D’onde venho os antípodas são fantasmas,
E os malditos são abutres.
D’onde venho o desprezo imporcalha a urb
E a miséria feal assusta a fome.
D’onde venho?
Lá d’onde venho da metrópole-pós-industrial,
O amor e a vida são fuligem,
São fumaça quão detrito de indústria.
Lá d’onde venho só há homens pelo avesso,
Cada um cobrando o seu preço sem tabuleta de endereço
E a pandêmica xenofobia racial.
Lá d’onde venho não há raison d’être.
IMPERATIVO AFIRMATIVO [Manoel Serrão]

Soletre.
Soletremos.
Mas a vida tem sempre um...
Sol-e-trai!
A ROCHA [Manoel Serrão]

COM
P
U
T
A
DOR
O Soft ensina.
NICHOS [Manoel Serrão]

Nichos...Nichos...
Onde guardar o criado
Lixo [do] [in] mundo?
DOPAMINA [Manoel Serrão]
Café, chá, cafeína.
Ó cruz-credo "mina", fenilefrina?
A Modafinil turbina!

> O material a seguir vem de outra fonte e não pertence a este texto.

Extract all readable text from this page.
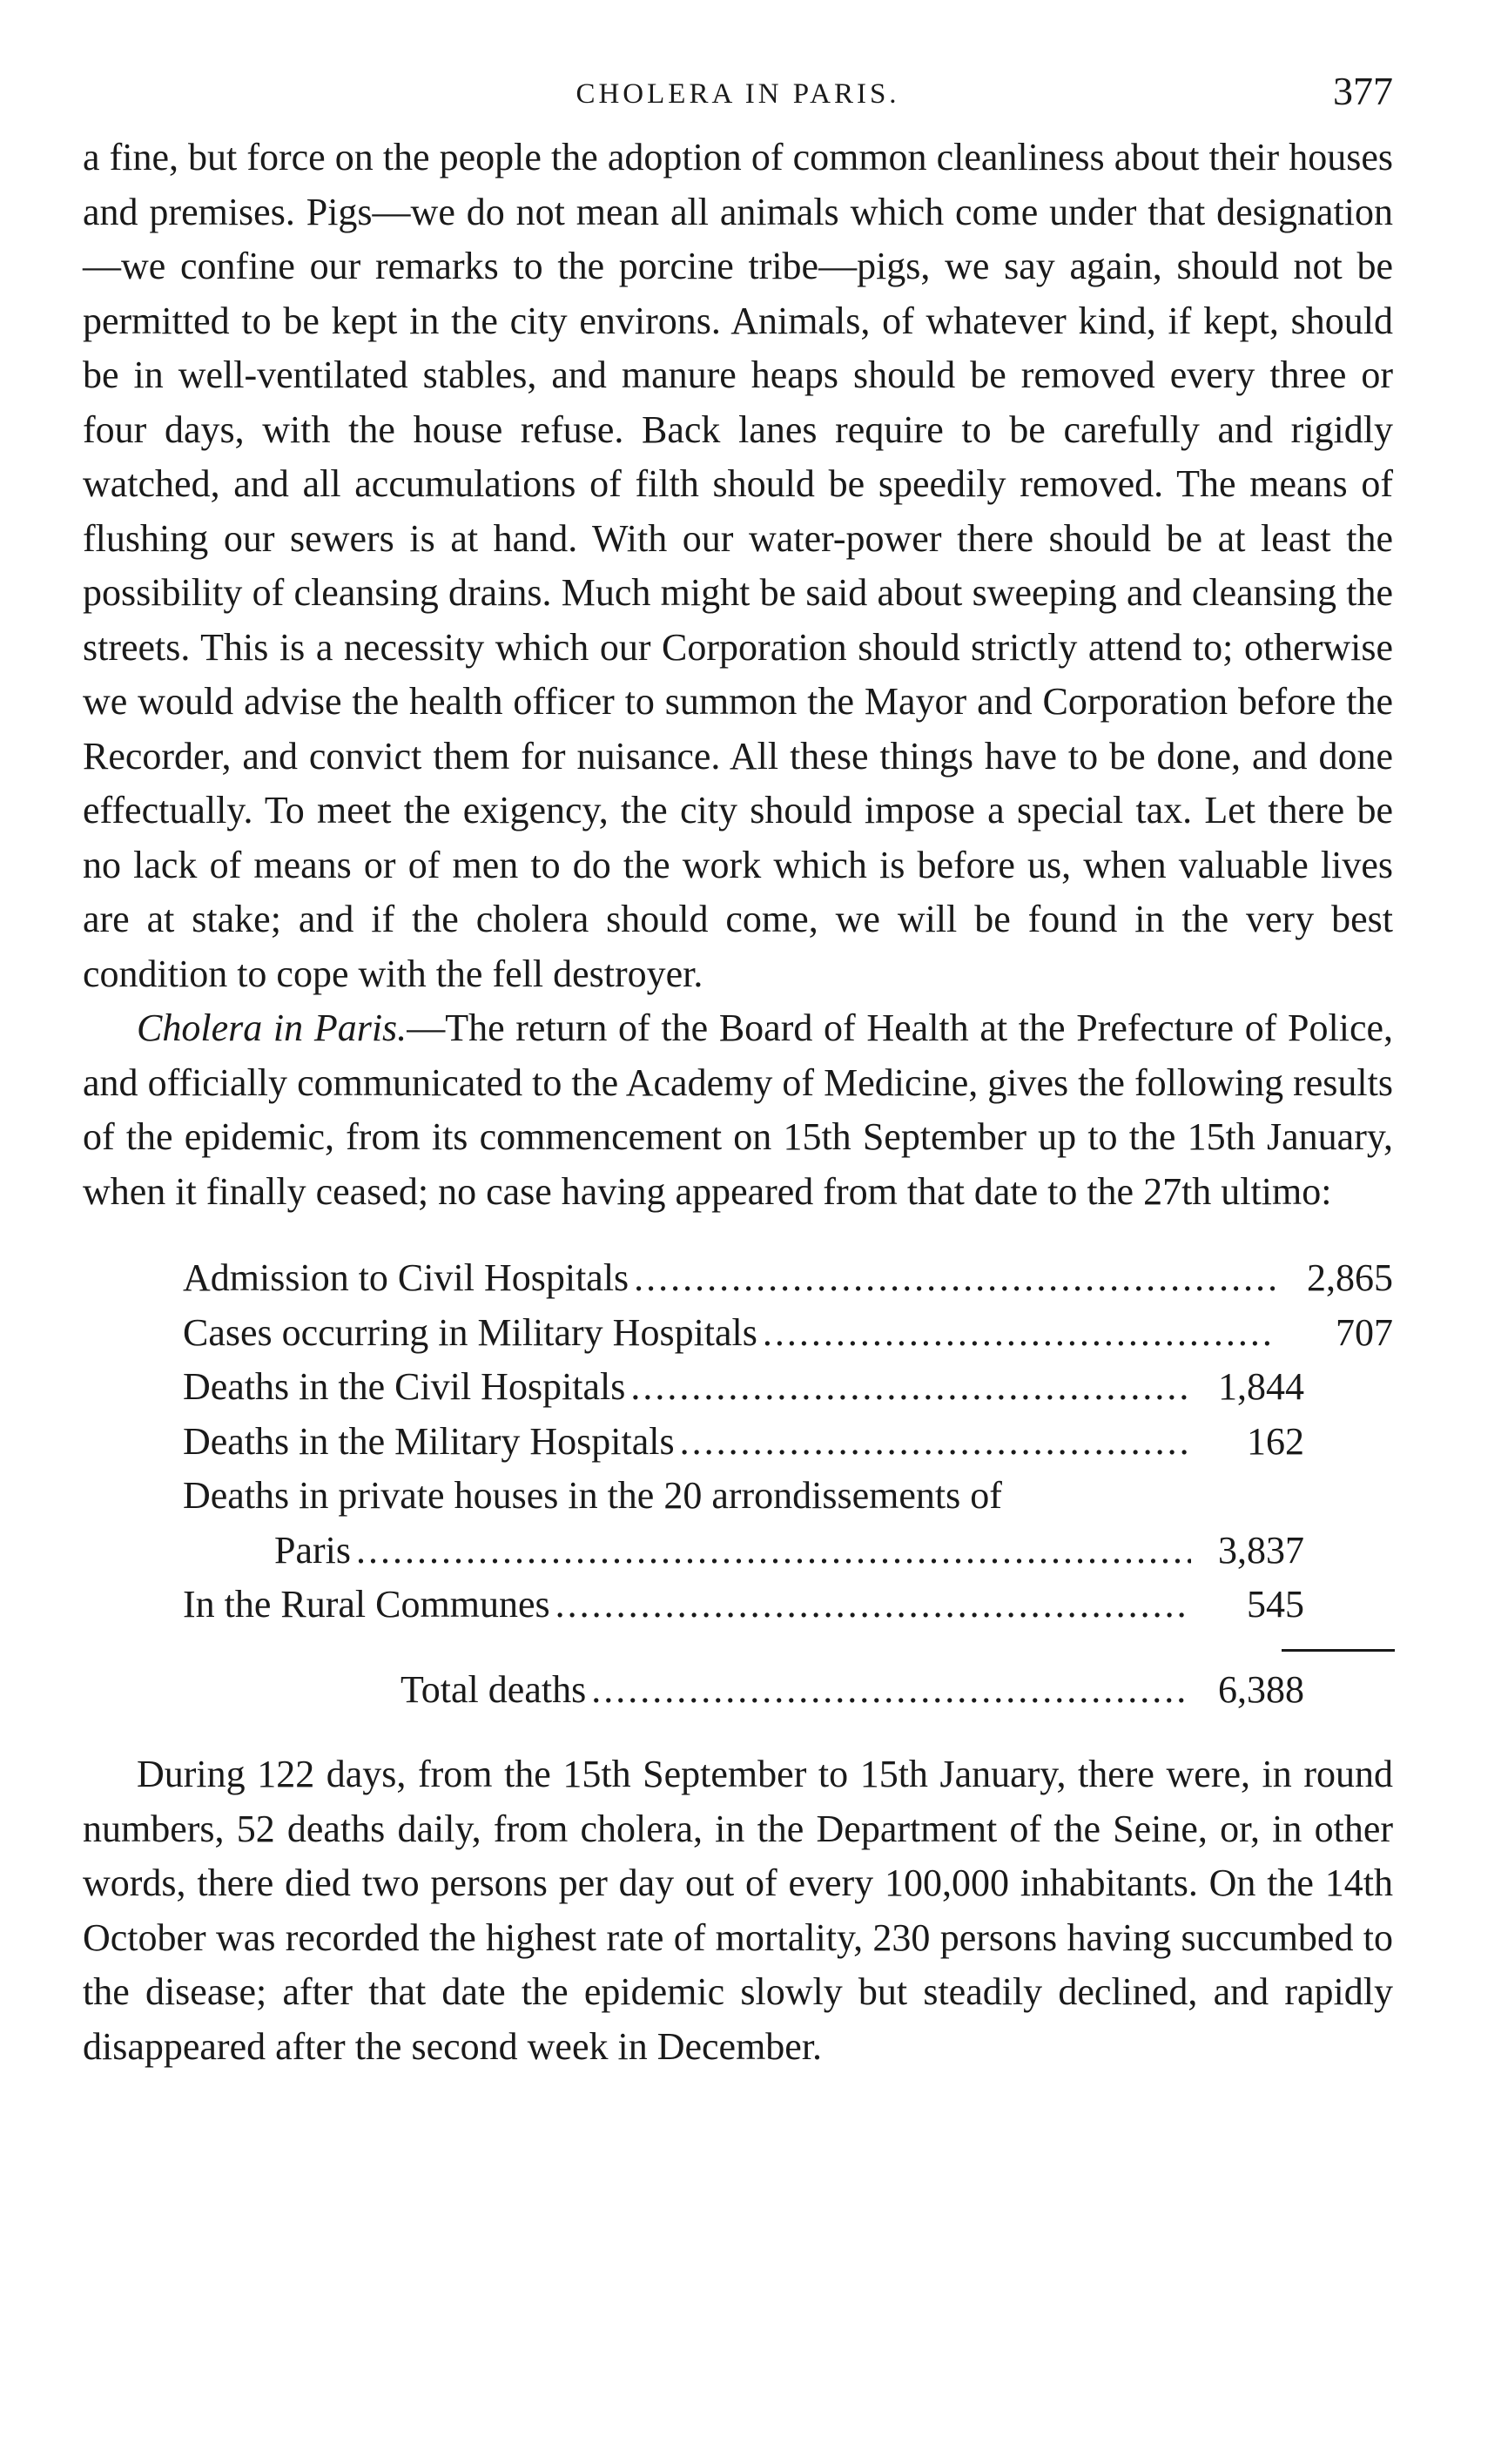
CHOLERA IN PARIS.	377

a fine, but force on the people the adoption of common cleanliness about their houses and premises. Pigs—we do not mean all animals which come under that designation—we confine our remarks to the porcine tribe—pigs, we say again, should not be permitted to be kept in the city environs. Animals, of whatever kind, if kept, should be in well-ventilated stables, and manure heaps should be removed every three or four days, with the house refuse. Back lanes require to be carefully and rigidly watched, and all accumulations of filth should be speedily removed. The means of flushing our sewers is at hand. With our water-power there should be at least the possibility of cleansing drains. Much might be said about sweeping and cleansing the streets. This is a necessity which our Corporation should strictly attend to; otherwise we would advise the health officer to summon the Mayor and Corporation before the Recorder, and convict them for nuisance. All these things have to be done, and done effectually. To meet the exigency, the city should impose a special tax. Let there be no lack of means or of men to do the work which is before us, when valuable lives are at stake; and if the cholera should come, we will be found in the very best condition to cope with the fell destroyer.

Cholera in Paris.—The return of the Board of Health at the Prefecture of Police, and officially communicated to the Academy of Medicine, gives the following results of the epidemic, from its commencement on 15th September up to the 15th January, when it finally ceased; no case having appeared from that date to the 27th ultimo:

Admission to Civil Hospitals .....	2,865
Cases occurring in Military Hospitals .....	707
Deaths in the Civil Hospitals .....	1,844
Deaths in the Military Hospitals .....	162
Deaths in private houses in the 20 arrondissements of
Paris .....	3,837
In the Rural Communes .....	545
Total deaths .....	6,388

During 122 days, from the 15th September to 15th January, there were, in round numbers, 52 deaths daily, from cholera, in the Department of the Seine, or, in other words, there died two persons per day out of every 100,000 inhabitants. On the 14th October was recorded the highest rate of mortality, 230 persons having succumbed to the disease; after that date the epidemic slowly but steadily declined, and rapidly disappeared after the second week in December.
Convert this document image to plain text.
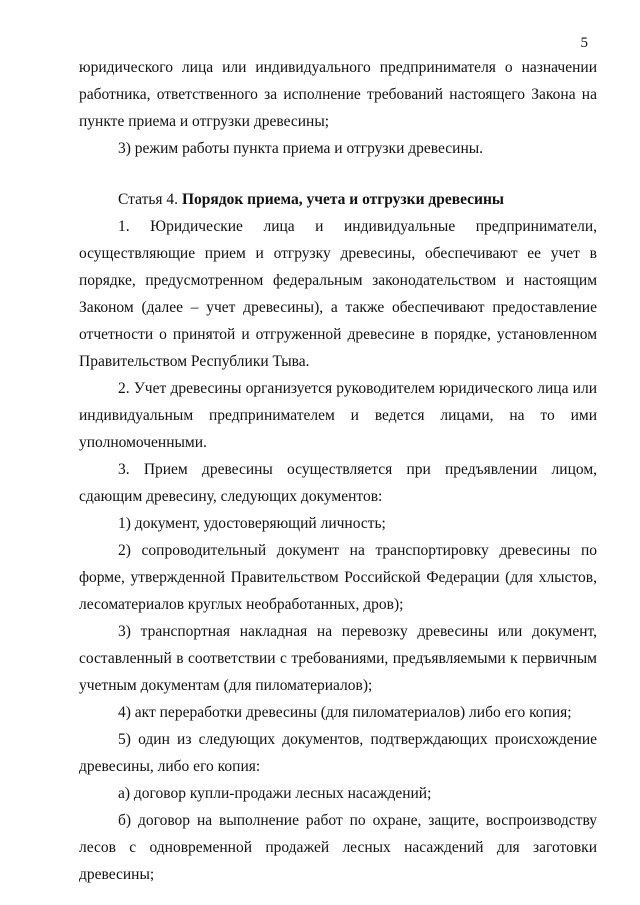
5

юридического лица или индивидуального предпринимателя о назначении работника, ответственного за исполнение требований настоящего Закона на пункте приема и отгрузки древесины;

3) режим работы пункта приема и отгрузки древесины.

Статья 4. Порядок приема, учета и отгрузки древесины

1. Юридические лица и индивидуальные предприниматели, осуществляющие прием и отгрузку древесины, обеспечивают ее учет в порядке, предусмотренном федеральным законодательством и настоящим Законом (далее – учет древесины), а также обеспечивают предоставление отчетности о принятой и отгруженной древесине в порядке, установленном Правительством Республики Тыва.

2. Учет древесины организуется руководителем юридического лица или индивидуальным предпринимателем и ведется лицами, на то ими уполномоченными.

3. Прием древесины осуществляется при предъявлении лицом, сдающим древесину, следующих документов:

1) документ, удостоверяющий личность;

2) сопроводительный документ на транспортировку древесины по форме, утвержденной Правительством Российской Федерации (для хлыстов, лесоматериалов круглых необработанных, дров);

3) транспортная накладная на перевозку древесины или документ, составленный в соответствии с требованиями, предъявляемыми к первичным учетным документам (для пиломатериалов);

4) акт переработки древесины (для пиломатериалов) либо его копия;

5) один из следующих документов, подтверждающих происхождение древесины, либо его копия:

а) договор купли-продажи лесных насаждений;

б) договор на выполнение работ по охране, защите, воспроизводству лесов с одновременной продажей лесных насаждений для заготовки древесины;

Turbina!
É “bom despertar” a dopamina?
A serotonina com a noradrenalina, mudas não combinam!
Não vês, há um QI de cê-dê-efes,
E um QG de zumbis perdidos topando
O tarja preto à tapa, sua droga!
Comentários (1)
Parabéns por seus textos e seus poemas, meu caro Manoel Serrão. Poesia é, como disse o grande poeta Octávio Paz, salvação e nós dois seremos salvos por ela, assim como todo aquele que faça da beleza o único pão para sua alma. Tenho igual honra em te-lo como leitor. Um forte e cordial abraço.